Many family members in Frankfort and other parts of the Chicago community help their loved ones out by loaning them money. In many cases, these loans are either officially or unofficially forgivable.
To give a practical example, few Illinois parents would honestly expect their children to repay the parents loaned their children for a house if the children are financially not able to do so.
While this is certainly not a bad thing per se, Illinois families need to remember that there are certain tax consequences to forgiving the debts of family members. Generally speaking, and to refer to the example above, if a parent forgives all or part of their children's loan, then the children must report that forgiven debt as income on their next year's tax returns.
Parents may try to get around this rule by calling their forgiveness of the loan a gift to their children. However, this is not always a simple matter. For one, if the gift is over a certain amount, then it may require reporting for gift tax purposes. Moreover, it must be crystal clear that the loan forgiveness was intended to be a gift in the first place.

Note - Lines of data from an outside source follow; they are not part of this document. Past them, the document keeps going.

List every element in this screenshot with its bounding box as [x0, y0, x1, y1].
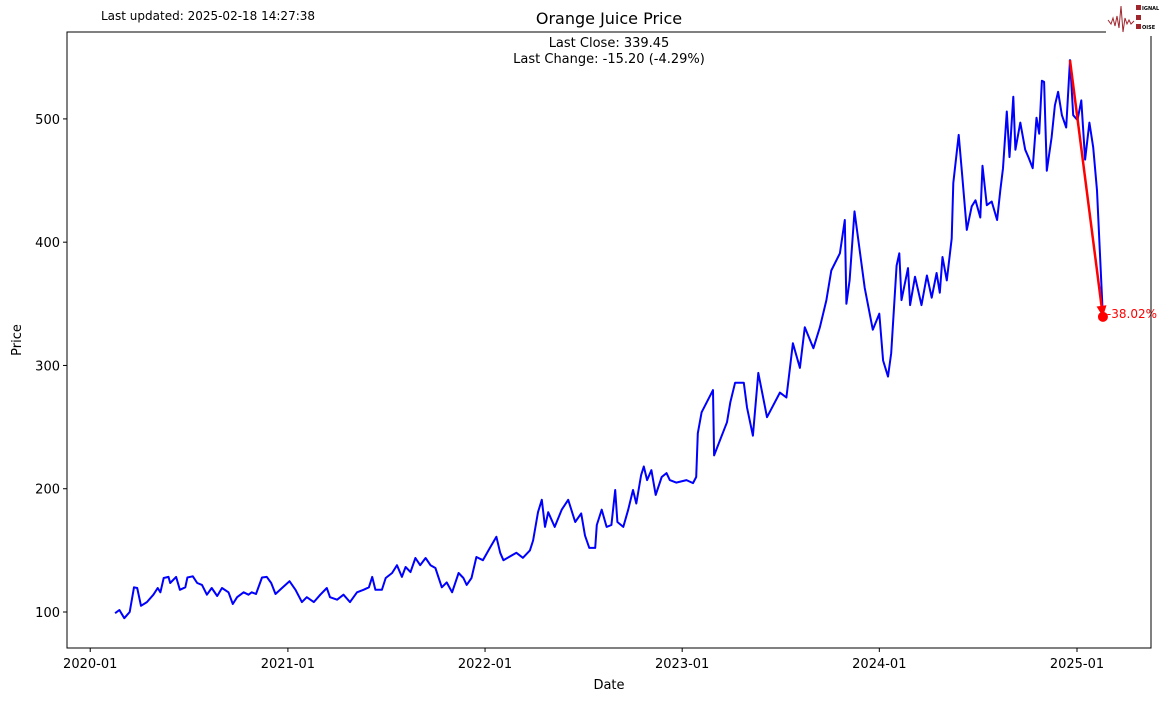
change-arrow-head: [1096, 305, 1107, 317]
y-tick-label: 400: [35, 236, 60, 251]
svg-text:IGNAL: IGNAL: [1142, 6, 1160, 12]
x-axis-label: Date: [593, 678, 624, 693]
y-tick-label: 200: [35, 483, 60, 498]
x-tick-label: 2025-01: [1050, 657, 1104, 672]
chart-title: Orange Juice Price: [536, 9, 682, 28]
price-series-line: [114, 59, 1104, 620]
x-tick-label: 2020-01: [63, 657, 117, 672]
axes-frame: [66, 31, 1152, 649]
y-axis-ticks: 100 200 300 400 500: [35, 113, 67, 621]
x-tick-label: 2023-01: [655, 657, 709, 672]
y-tick-label: 100: [35, 606, 60, 621]
plot-layer: -38.02%: [114, 59, 1157, 620]
last-updated-text: Last updated: 2025-02-18 14:27:38: [101, 9, 315, 23]
y-tick-label: 500: [35, 113, 60, 128]
y-axis-label: Price: [10, 324, 25, 356]
change-percent-label: -38.02%: [1107, 307, 1157, 321]
last-close-marker: [1097, 311, 1108, 322]
signal-2-noise-logo: IGNAL OISE: [1106, 2, 1162, 36]
x-axis-ticks: 2020-01 2021-01 2022-01 2023-01 2024-01 2025-…: [63, 648, 1104, 672]
x-tick-label: 2024-01: [852, 657, 906, 672]
last-close-text: Last Close: 339.45: [549, 36, 670, 51]
x-tick-label: 2022-01: [458, 657, 512, 672]
x-tick-label: 2021-01: [261, 657, 315, 672]
svg-text:OISE: OISE: [1142, 25, 1156, 31]
logo-icon: IGNAL OISE: [1107, 5, 1160, 33]
y-tick-label: 300: [35, 359, 60, 374]
last-change-text: Last Change: -15.20 (-4.29%): [513, 52, 705, 67]
change-arrow-line: [1068, 59, 1103, 307]
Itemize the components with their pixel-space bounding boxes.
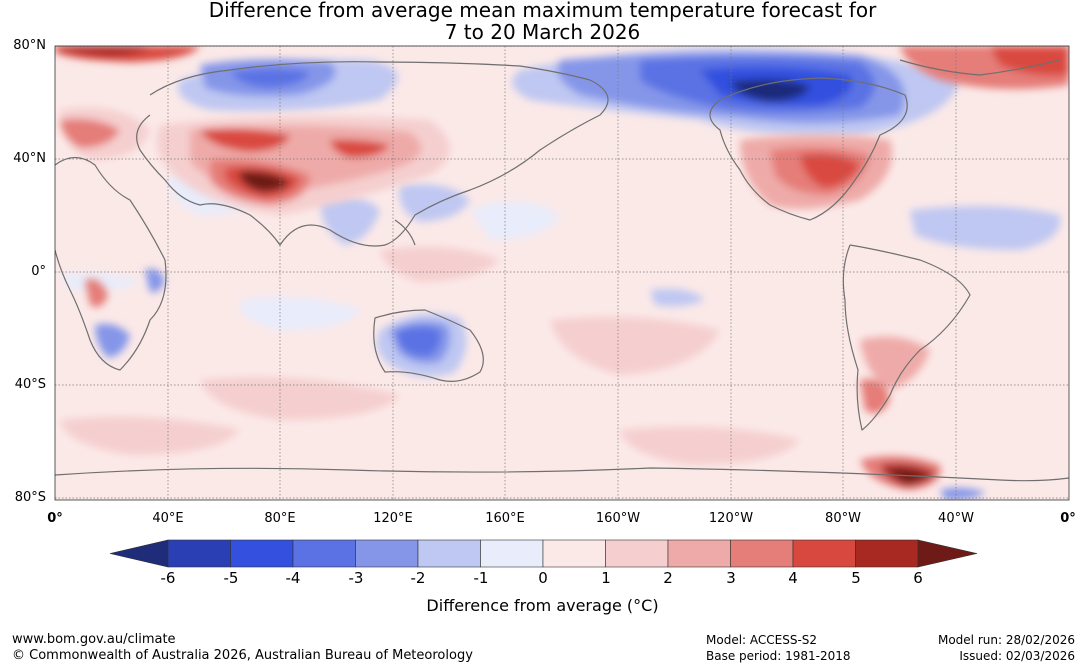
colorbar-segment: [730, 539, 794, 568]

Particularly in situations in which family members offer assistance to one another, the line between what is and is not a gift, as well as other important legal distinctions, can get blurred to the point where a full-blown tax controversy erupts and an Illinois resident finds herself in a roil either with the IRS or with state regulators. The stakes are often high in these situations, as the end of this sort of legal battle could be thousands of dollars in additional tax liability as well as significant penalties and interest.
While skilled and well-thought gift and estate planning can help prevent these sorts of legal woes, sometimes a resident will want or even need to get professional legal assistance to resolve a tax dispute.